This section performs the hyperparameter searching.

##### Query user about mode:

In [10]:
mode = input(f"Please select mode: Optimize or Analyze").lower()

if mode not in ["optimize", "analyze"]:
    raise SystemExit(f"Invalid mode selected.")

##### Create study and optimize:

In [None]:
# optuna.delete_study(storage = "sqlite:///optuna_results.db", study_name = "DQN_HPO_2025_08_07_12_03")

In [None]:
if mode == "optimize":
    # get run time:
    time = datetime.datetime.now()
    formatted_time = time.strftime("%Y_%m_%d_%H_%M")

    # set study name:
    # study_name = f"DQN_HPO_{formatted_time}"
    study_name = "DQN_HPO_2025_08_07_12_04"

    # create a study object and optimize the objective function:
    study = optuna.create_study(study_name = study_name, 
                                direction = 'maximize',
                                storage = "sqlite:///optuna_results.db",
                                load_if_exists = True, 
                                pruner = optuna.pruners.MedianPruner(n_startup_trials = 10,
                                                                    n_warmup_steps = 500,
                                                                    interval_steps = 50))
    
    # run parallelized process:
    with parallel_backend("loky"):
        study.optimize(objective, n_trials = 100, show_progress_bar = True, n_jobs = 4)
else:
    pass

##### Summarize results of study:

In [11]:
if mode == "analyze":
    # manually set the study to be analyzed:
    study_name = study_name

    # load the study:
    study = optuna.load_study(study_name = study_name,
                              storage = "sqlite:///optuna_results.db")
    
    # summarize study:
    trials_data = []
    intermediate_values = []
    for trial in study.best_trials:
        # initialize dicts:
        trial_data = {}
        intermediate_value = {}

        # get trial information:
        trial_data["model"] = trial.number
        trial_data['value'] = trial.value
        trial_data.update(trial.params.copy())
        trials_data.append(trial_data)

        # get intermediate values:
        intermediate_value.update(trial.intermediate_values.copy())
        intermediate_values.append(intermediate_value)

    # make data frame:
    summary = pd.DataFrame(trials_data)

    # show the best 10 models:
    summary.head(5).sort_values(by = 'value', ascending = False)
else:
    pass
    

##### Visualize results of study:

In [None]:
if mode == "analyze":
    # setup grid for subplots:
    n_plots = len(intermediate_values)
    cols = 5
    rows = (n_plots // cols) + (1 if n_plots % cols > 0 else 0) 

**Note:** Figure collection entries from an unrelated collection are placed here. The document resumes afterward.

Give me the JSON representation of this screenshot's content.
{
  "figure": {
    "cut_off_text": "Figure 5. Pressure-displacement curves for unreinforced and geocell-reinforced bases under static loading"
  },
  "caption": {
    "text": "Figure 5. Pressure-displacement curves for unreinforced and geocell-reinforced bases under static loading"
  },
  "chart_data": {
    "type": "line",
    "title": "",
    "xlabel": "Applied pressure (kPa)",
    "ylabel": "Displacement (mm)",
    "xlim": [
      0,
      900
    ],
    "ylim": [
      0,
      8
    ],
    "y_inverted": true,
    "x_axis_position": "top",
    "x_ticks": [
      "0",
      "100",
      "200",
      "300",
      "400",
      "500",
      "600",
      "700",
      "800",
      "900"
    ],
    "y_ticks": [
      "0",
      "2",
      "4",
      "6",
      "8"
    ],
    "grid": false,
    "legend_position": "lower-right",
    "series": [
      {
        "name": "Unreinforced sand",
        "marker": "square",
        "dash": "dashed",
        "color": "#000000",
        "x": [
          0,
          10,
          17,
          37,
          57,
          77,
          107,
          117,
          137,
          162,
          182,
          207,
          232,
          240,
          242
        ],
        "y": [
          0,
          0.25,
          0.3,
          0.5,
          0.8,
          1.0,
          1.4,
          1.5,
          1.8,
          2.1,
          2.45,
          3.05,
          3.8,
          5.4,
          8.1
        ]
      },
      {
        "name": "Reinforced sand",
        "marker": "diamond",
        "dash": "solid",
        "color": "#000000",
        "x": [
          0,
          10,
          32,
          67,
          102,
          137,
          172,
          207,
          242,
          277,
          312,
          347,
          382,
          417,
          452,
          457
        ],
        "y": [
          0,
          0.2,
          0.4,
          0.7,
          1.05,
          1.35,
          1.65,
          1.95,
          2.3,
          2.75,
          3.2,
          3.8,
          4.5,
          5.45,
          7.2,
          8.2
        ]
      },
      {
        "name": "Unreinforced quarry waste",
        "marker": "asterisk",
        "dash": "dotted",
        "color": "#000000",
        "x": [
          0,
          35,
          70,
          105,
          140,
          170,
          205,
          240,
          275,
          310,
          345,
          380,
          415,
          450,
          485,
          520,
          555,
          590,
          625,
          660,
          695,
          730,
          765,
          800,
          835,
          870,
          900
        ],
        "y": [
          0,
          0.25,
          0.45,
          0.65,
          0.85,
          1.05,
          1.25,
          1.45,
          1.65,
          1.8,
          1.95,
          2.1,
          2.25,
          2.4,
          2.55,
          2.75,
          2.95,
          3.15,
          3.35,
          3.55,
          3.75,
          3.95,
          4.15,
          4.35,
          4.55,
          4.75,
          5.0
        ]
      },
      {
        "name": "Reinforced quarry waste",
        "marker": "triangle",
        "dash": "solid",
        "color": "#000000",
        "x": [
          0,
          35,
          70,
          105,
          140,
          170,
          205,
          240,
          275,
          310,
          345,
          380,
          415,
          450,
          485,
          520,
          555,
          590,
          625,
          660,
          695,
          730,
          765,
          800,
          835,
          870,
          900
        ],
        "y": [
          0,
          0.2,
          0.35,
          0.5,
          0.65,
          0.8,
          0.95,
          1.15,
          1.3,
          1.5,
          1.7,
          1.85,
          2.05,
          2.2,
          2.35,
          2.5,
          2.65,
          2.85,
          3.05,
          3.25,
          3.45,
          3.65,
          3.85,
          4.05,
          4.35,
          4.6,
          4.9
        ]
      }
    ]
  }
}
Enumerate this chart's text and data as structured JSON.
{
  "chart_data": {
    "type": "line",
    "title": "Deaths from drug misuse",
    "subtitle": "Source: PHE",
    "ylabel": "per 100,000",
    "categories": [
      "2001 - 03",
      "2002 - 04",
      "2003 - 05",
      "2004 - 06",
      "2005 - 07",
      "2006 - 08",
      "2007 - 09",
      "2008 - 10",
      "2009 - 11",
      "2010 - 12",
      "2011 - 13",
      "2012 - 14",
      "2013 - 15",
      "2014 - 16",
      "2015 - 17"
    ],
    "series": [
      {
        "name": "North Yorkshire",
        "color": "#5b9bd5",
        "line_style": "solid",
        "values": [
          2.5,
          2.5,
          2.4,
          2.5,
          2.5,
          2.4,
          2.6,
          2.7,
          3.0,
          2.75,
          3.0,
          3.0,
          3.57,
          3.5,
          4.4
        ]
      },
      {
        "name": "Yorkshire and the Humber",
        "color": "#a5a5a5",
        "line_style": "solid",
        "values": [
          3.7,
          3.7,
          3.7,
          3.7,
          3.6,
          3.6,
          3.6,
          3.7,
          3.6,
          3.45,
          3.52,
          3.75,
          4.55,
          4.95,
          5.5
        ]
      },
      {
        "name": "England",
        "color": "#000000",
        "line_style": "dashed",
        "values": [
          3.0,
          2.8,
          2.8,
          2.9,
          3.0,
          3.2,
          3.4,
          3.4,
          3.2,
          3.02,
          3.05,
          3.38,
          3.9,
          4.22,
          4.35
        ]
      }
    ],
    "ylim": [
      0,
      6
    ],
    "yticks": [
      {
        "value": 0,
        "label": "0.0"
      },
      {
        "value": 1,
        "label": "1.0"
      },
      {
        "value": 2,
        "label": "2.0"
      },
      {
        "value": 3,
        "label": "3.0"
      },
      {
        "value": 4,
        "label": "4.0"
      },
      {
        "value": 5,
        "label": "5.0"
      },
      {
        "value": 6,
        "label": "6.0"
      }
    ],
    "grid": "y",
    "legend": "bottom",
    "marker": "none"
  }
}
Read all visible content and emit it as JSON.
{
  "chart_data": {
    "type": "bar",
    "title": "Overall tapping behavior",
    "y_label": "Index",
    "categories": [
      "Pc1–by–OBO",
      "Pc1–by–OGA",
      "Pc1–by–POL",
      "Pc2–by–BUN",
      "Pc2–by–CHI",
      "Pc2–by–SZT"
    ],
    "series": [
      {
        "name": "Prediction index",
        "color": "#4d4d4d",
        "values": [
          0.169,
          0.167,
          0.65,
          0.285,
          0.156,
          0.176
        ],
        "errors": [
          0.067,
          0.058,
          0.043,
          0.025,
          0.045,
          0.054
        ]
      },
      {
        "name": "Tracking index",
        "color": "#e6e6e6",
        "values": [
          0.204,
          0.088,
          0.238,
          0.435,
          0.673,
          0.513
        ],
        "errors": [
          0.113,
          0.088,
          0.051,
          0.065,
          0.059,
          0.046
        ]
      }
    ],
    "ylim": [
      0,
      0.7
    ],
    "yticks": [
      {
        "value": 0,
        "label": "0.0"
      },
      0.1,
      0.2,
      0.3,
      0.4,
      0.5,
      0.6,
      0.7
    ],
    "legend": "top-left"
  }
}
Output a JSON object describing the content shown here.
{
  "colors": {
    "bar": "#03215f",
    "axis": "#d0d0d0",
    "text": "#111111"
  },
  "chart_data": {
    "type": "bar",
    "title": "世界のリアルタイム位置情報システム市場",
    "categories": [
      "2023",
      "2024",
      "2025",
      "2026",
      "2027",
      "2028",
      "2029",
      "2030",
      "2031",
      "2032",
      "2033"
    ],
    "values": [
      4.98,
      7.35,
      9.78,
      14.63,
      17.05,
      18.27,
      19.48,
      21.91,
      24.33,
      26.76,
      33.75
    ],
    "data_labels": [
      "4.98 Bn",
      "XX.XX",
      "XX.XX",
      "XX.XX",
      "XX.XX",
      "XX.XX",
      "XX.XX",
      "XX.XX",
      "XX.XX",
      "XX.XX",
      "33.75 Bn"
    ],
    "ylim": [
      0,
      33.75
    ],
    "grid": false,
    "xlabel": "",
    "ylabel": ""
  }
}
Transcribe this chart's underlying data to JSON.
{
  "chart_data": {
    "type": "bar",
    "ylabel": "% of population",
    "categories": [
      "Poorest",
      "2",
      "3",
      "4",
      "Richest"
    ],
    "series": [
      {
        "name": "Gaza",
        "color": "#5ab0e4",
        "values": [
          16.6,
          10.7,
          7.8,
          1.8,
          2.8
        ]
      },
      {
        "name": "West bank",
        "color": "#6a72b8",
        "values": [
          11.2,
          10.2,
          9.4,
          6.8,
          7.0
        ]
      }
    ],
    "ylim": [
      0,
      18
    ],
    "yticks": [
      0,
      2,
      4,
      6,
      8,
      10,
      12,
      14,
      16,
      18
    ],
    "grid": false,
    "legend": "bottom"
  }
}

    # create the figure and axes:
    fig, axes = plt.subplots(rows, cols, figsize = (15, 3 * rows))
    axes = axes.flatten()

    # loop through trials and plot on each subplot:
    for i, trial in enumerate(intermediate_values):
        x = list(trial.keys())
        y = list(trial.values())

        ax = axes[i]
        ax.plot(x, y)
        ax.set_title(f"model: {i}")
        ax.set_xlabel("episode")
        ax.set_ylabel("average reward")

    # hide unused subplots (if there are any):
    for j in range(i + 1, len(axes)):
        axes[j].axis('off')

    # adjust layout to prevent overlapping:
    plt.tight_layout()
    plt.show()
else:
    pass

##### Get params of best model based on the plots:

In [None]:
if mode == "analyze":
    # visually, I determined that the best looking model was model:
    model_number = 30

    # get its values:
    summary.loc[model_number]
else:
    pass